Tags : Uhuru Kenyatta, élection présidentielle

Selon des résultats partiels portant sur 94,5% des voix, le président kenyan Uhuru Kenyatta serait reconduit pour un second mandat à l’issue du scrutin présidentiel de mardi. Kenyatta et son parti, le Jubilée, obtiendraient 54,36% des voix. Son adversaire Raila Odinga, candidat de la coalition d’opposition NASA, est crédité de 44,77% des suffrages. "Il s'agit d'une fraude d'une gravité monumentale, il n'y a pas eu d'élection", a déclaré l'opposant à la presse. La NASA reproche notamment à la commission électorale de ne pas lui avoir transmis les procès verbaux des votes électroniques. Les Kenyans ont voté en masse, mais le taux de participation n'a pour l'instant pas été communiqué.

Craintes de nouvelles violences

Ces élections se sont déroulées dans un climat de tension et de violence. La semaine dernière, Chris Msando, le responsable du pôle technologique de la commission électorale kényane, a été assassiné et torturé. Les auteurs du crime sont pour l’instant inconnus. Au même moment, William Ruto, vice-président et colistier de l’actuel chef de l’Etat Uhuru Kenyatta, a échappé de peu à un attentat.

En savoir plus

Notre reportage sur les déplacés de la crise de 2007, qui pour la plupart attendent toujours des aides du gouvernement.

Les observateurs craignent des émeutes à l’annonce des résultats. Les plaies du scrutin de 2007 sont loin d’être refermées. La réélection de l’ancien président Mwai Kibaki avait alors été contestée par son adversaire Raila Odinga, qui soupçonnait des fraudes.
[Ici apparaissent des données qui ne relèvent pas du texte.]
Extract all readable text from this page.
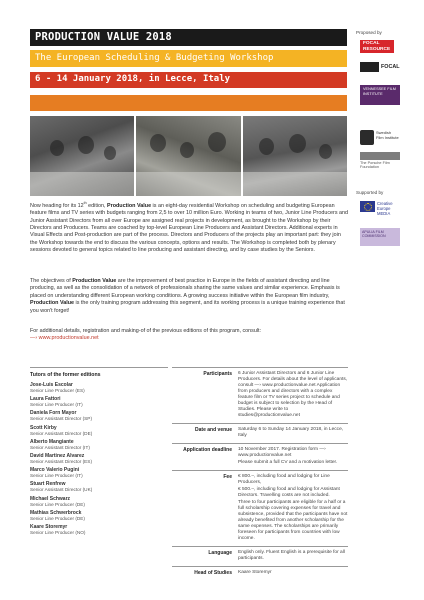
PRODUCTION VALUE 2018
The European Scheduling & Budgeting Workshop
6 - 14 January 2018, in Lecce, Italy

Now heading for its 12th edition, Production Value is an eight-day residential Workshop on scheduling and budgeting European feature films and TV series with budgets ranging from 2,5 to over 10 million Euro. Working in teams of two, Junior Line Producers and Junior Assistant Directors from all over Europe are assigned real projects in development, as brought to the Workshop by their Directors and Producers. Teams are coached by top-level European Line Producers and Assistant Directors. Additional experts in Visual Effects and Post-production are part of the process. Directors and Producers of the projects play an important part: they join the Workshop towards the end to discuss the various concepts, options and results. The Workshop is completed both by plenary sessions devoted to general topics related to line producing and assistant directing, and by case studies by the Seniors.

The objectives of Production Value are the improvement of best practice in Europe in the fields of assistant directing and line producing, as well as the consolidation of a network of professionals sharing the same values and similar experience. Emphasis is placed on understanding different European working conditions. A growing success initiative within the European film industry, Production Value is the only training program addressing this segment, and its working process is a unique training experience that you won't forget!

For additional details, registration and making-of of the previous editions of this program, consult:
—› www.productionvalue.net
Proposed by
FOCAL RESOURCE
FOCAL
VENNESSEE FILM INSTITUTE
Swedish
Film Institute
The Porsche Film Foundation
Supported by
Creative
Europe
MEDIA
APULIA FILM COMMISSION
Tutors of the former editions
Jose-Luis Escolar
Senior Line Producer (ES)
Laura Fattori
Senior Line Producer (IT)
Daniela Forn Mayor
Senior Assistant Director (SP)
Scott Kirby
Senior Assistant Director (DE)
Alberto Mangiante
Senior Assistant Director (IT)
David Martinez Alvarez
Senior Assistant Director (ES)
Marco Valerio Pugini
Senior Line Producer (IT)
Stuart Renfrew
Senior Assistant Director (UK)
Michael Schwarz
Senior Line Producer (DE)
Mathias Schwerbrock
Senior Line Producer (DE)
Kaare Storemyr
Senior Line Producer (NO)
Participants	6 Junior Assistant Directors and 6 Junior Line Producers. For details about the level of applicants, consult —› www.productionvalue.net Application from producers and directors with a complex feature film or TV series project to schedule and budget is subject to selection by the Head of Studies. Please write to studies@productionvalue.net
Date and venue	Saturday 6 to Sunday 14 January 2018, in Lecce, Italy
Application deadline	10 November 2017. Registration form —› www.productionvalue.net

Please submit a full CV and a motivation letter.

Fee	€ 800.–, including food and lodging for Line Producers,

€ 500.–, including food and lodging for Assistant Directors. Travelling costs are not included.

Three to four participants are eligible for a half or a full scholarship covering expenses for travel and subsistence, provided that the participants have not already benefited from another scholarship for the same expenses. The scholarships are primarily foreseen for participants from countries with low income.

Language	English only. Fluent English is a prerequisite for all participants.
Head of Studies	Kaare Storemyr
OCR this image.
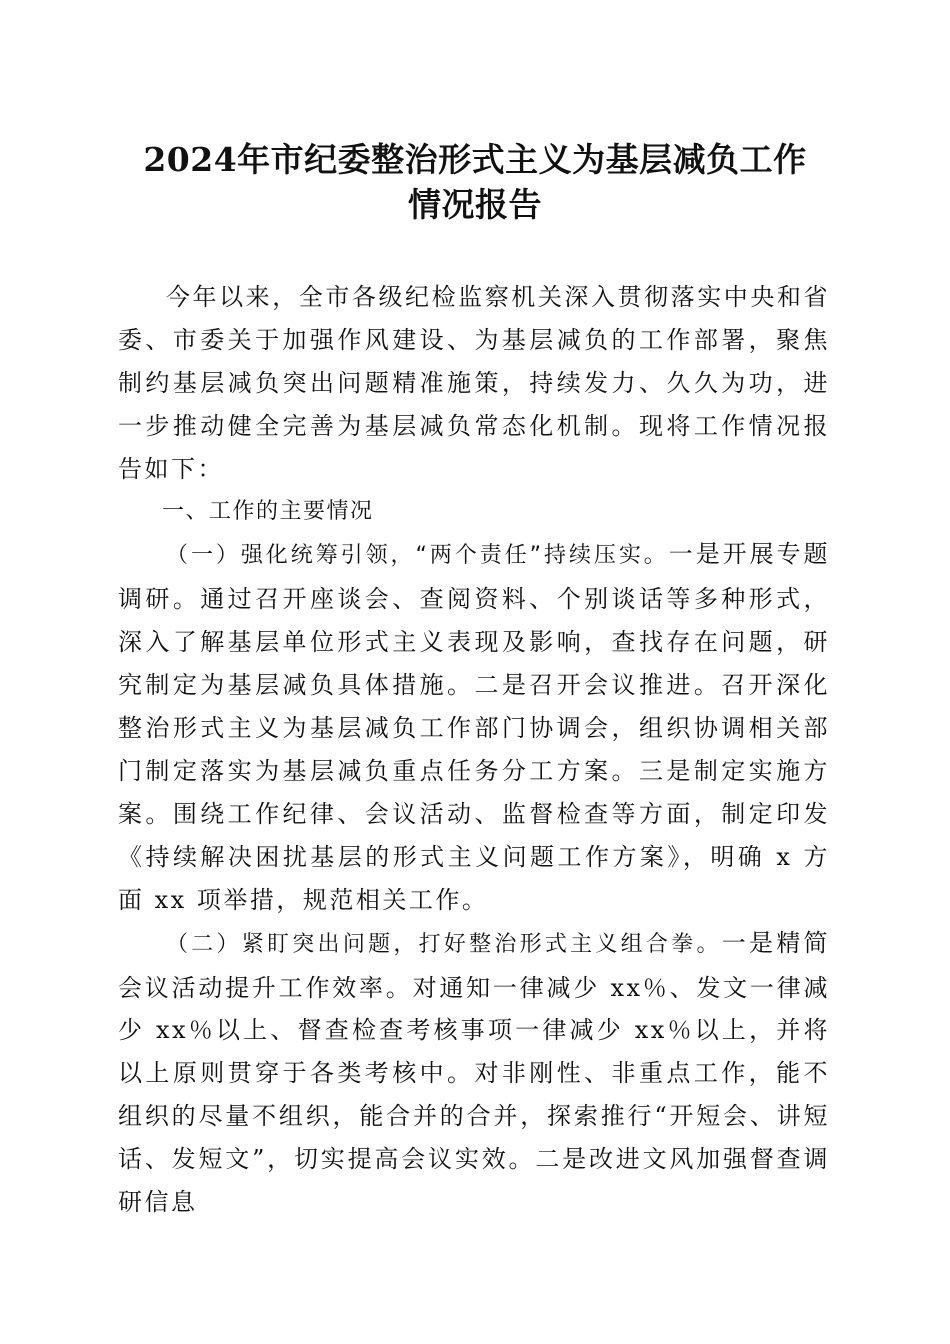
2024年市纪委整治形式主义为基层减负工作
情况报告

今年以来，全市各级纪检监察机关深入贯彻落实中央和省委、市委关于加强作风建设、为基层减负的工作部署，聚焦制约基层减负突出问题精准施策，持续发力、久久为功，进一步推动健全完善为基层减负常态化机制。现将工作情况报告如下：

一、工作的主要情况

（一）强化统筹引领，“两个责任”持续压实。一是开展专题调研。通过召开座谈会、查阅资料、个别谈话等多种形式，深入了解基层单位形式主义表现及影响，查找存在问题，研究制定为基层减负具体措施。二是召开会议推进。召开深化整治形式主义为基层减负工作部门协调会，组织协调相关部门制定落实为基层减负重点任务分工方案。三是制定实施方案。围绕工作纪律、会议活动、监督检查等方面，制定印发《持续解决困扰基层的形式主义问题工作方案》，明确 x 方面 xx 项举措，规范相关工作。

（二）紧盯突出问题，打好整治形式主义组合拳。一是精简会议活动提升工作效率。对通知一律减少 xx％、发文一律减少 xx％以上、督查检查考核事项一律减少 xx％以上，并将以上原则贯穿于各类考核中。对非刚性、非重点工作，能不组织的尽量不组织，能合并的合并，探索推行“开短会、讲短话、发短文”，切实提高会议实效。二是改进文风加强督查调研信息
Ce conflit politique avait dégénéré en une vaste crise post-électorale, qui avait fait au moins 1 100 morts et plus de cent mille déplacés, sur fond de conflit entre différents groupes ethniques. Au moins 180 000 membres des forces de sécurité avaient été mobilisés.

 

Une âpre campagne électorale

Comme en 2013, ce scrutin s’est soldé par un tête-à-tête serré entre le président Uhuru Kenyatta et le chef de l’opposition Raila Odinga. Les deux hommes politiques sont des ennemis de longue date, comme en témoigne l’atmosphère virulente dans laquelle s’est déroulée la campagne électorale. Raila Odinga s’en est pris aux membres du gouvernement, les traitant de "menteurs et [de] voleurs". Il a plusieurs fois accusé son adversaire de vouloir falsifier les résultats avant le début du scrutin. Pour Uhuru Kenyatta, candidat à la fonction suprême pour la quatrième fois, ces propos sont "délirants".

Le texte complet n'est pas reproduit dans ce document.